Twiga Fruits, a Kenya-based startup that builds fair and sustainable distribution systems to export fresh fruit without going through a middleman took the top prize.

The company aims to treat farmers fairly while helping to distribute their goods to the widest network. Twiga Fruits is currently Kenya's leading exporter of bananas, pineapples and avocados

Challenge Cup

“Over the past six months, we’ve traveled the globe to find the world’s most promising startups working to develop innovative solutions to fundamental challenges in education, energy & sustainability, health, and cities & transportation,” says Donna Harris, co-founder of 1776. 
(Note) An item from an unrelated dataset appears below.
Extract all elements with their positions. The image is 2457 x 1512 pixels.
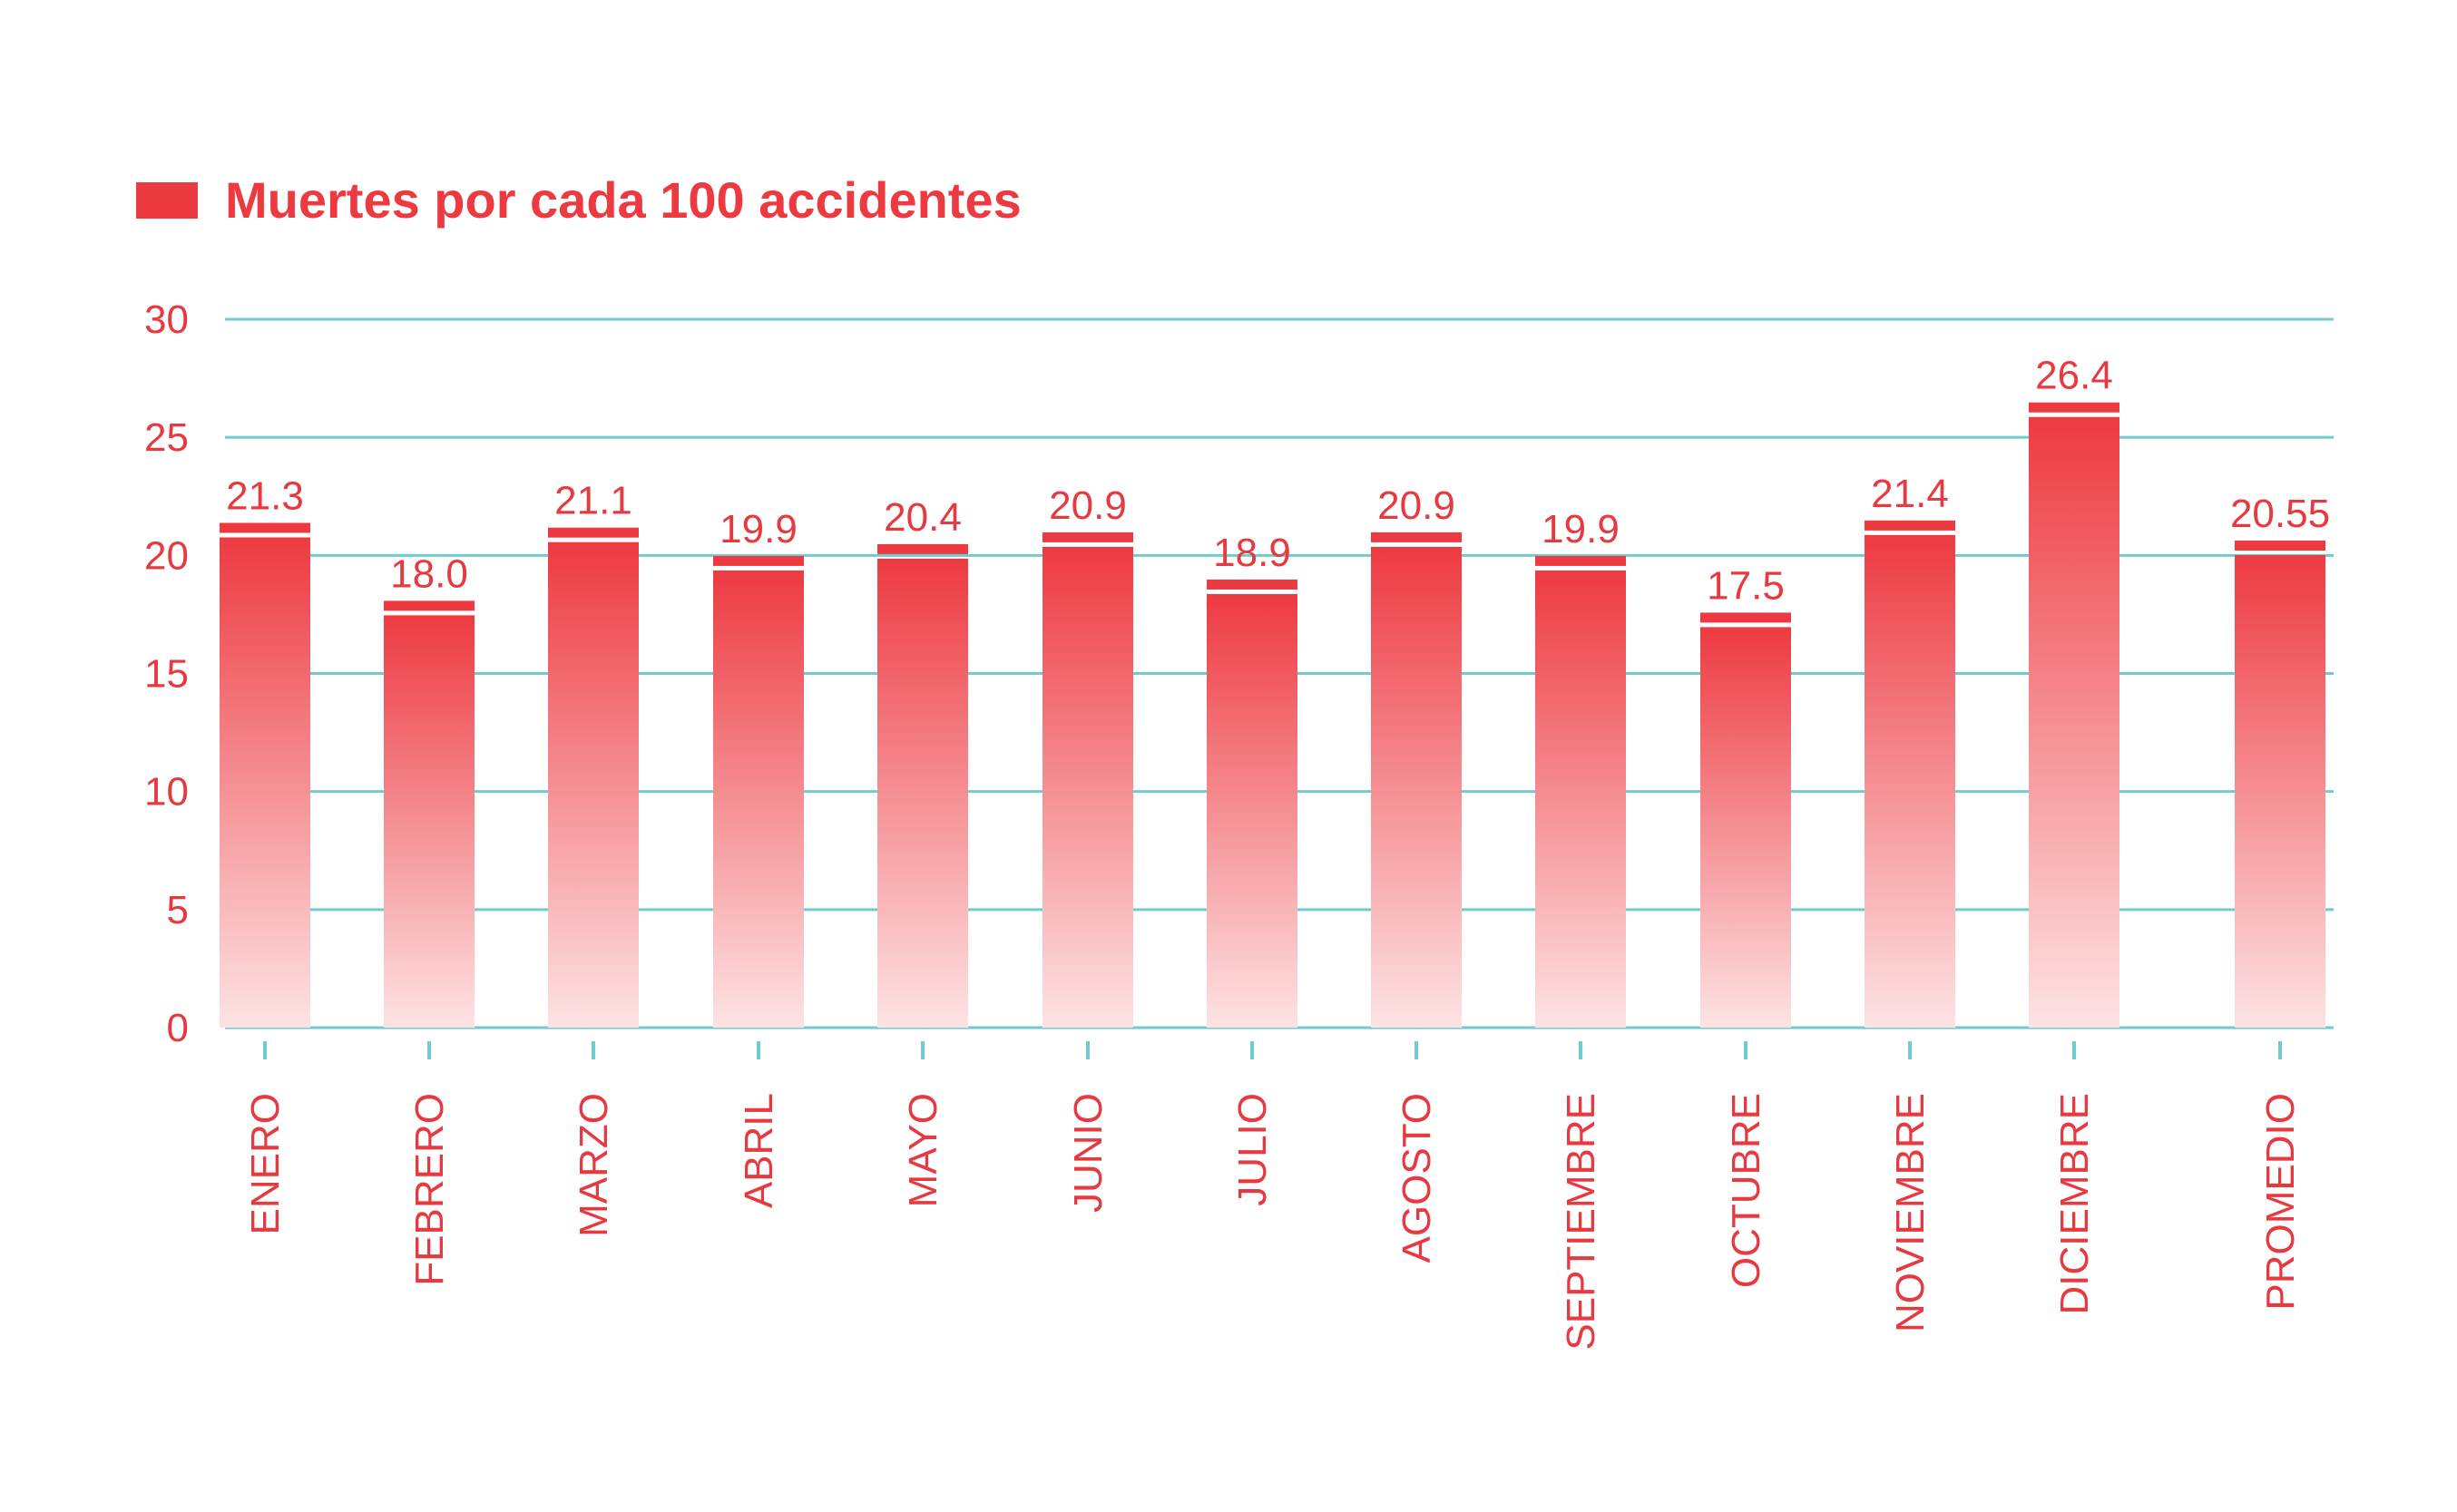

“After going against stiff competition throughout the Challenge Cup, Twiga Fruits emerged tonight as this year’s most promising, problem-solving startup, and we look forward to helping them innovate and improve the Transportation & Cities industry for years to come.”

Challenge CupAlong with fresh funding, Twiga Fruits and other finalists will receive the "swat team" of support from mentors, government officials, and institutional market partners that 2-year-old 1776 has become known for. 

Here are a few of the other finalists:

  • Cognotion identifies talent, delivers functional utilization of knowledge, and decreases employee churn rate by using gaming and video tools to teach entry level millennials about personal finance.
  • Handsfree Learning helps students, teachers, and institutions learn and teach hands-on technical skills by applying a range of hardware and software solutions to expand possibilities in subjects like dentistry, medicine, culinary arts, fine arts, cosmetology, and lab sciences. 
  • LearnLux creates online learning tools to teach people personal finance and allows companies to empower their employees to become financially autonomous by giving them the skills and knowledge they need to make the best financial decisions.  
  • Radiator Labs uses a unique patent-pending product offering to improve radiator’s heating efficiencies and turn them into smartphone-controlled climate systems.
  • Unima is a biotechnology startup that developed a fast and low-cost diagnostics technology for global health data collection and analytics in real time. 
  • EverCharge has created a proprietary device and service for drivers of electric vehicles who park in common-area garages, enabling users to charge their vehicles at their convenience.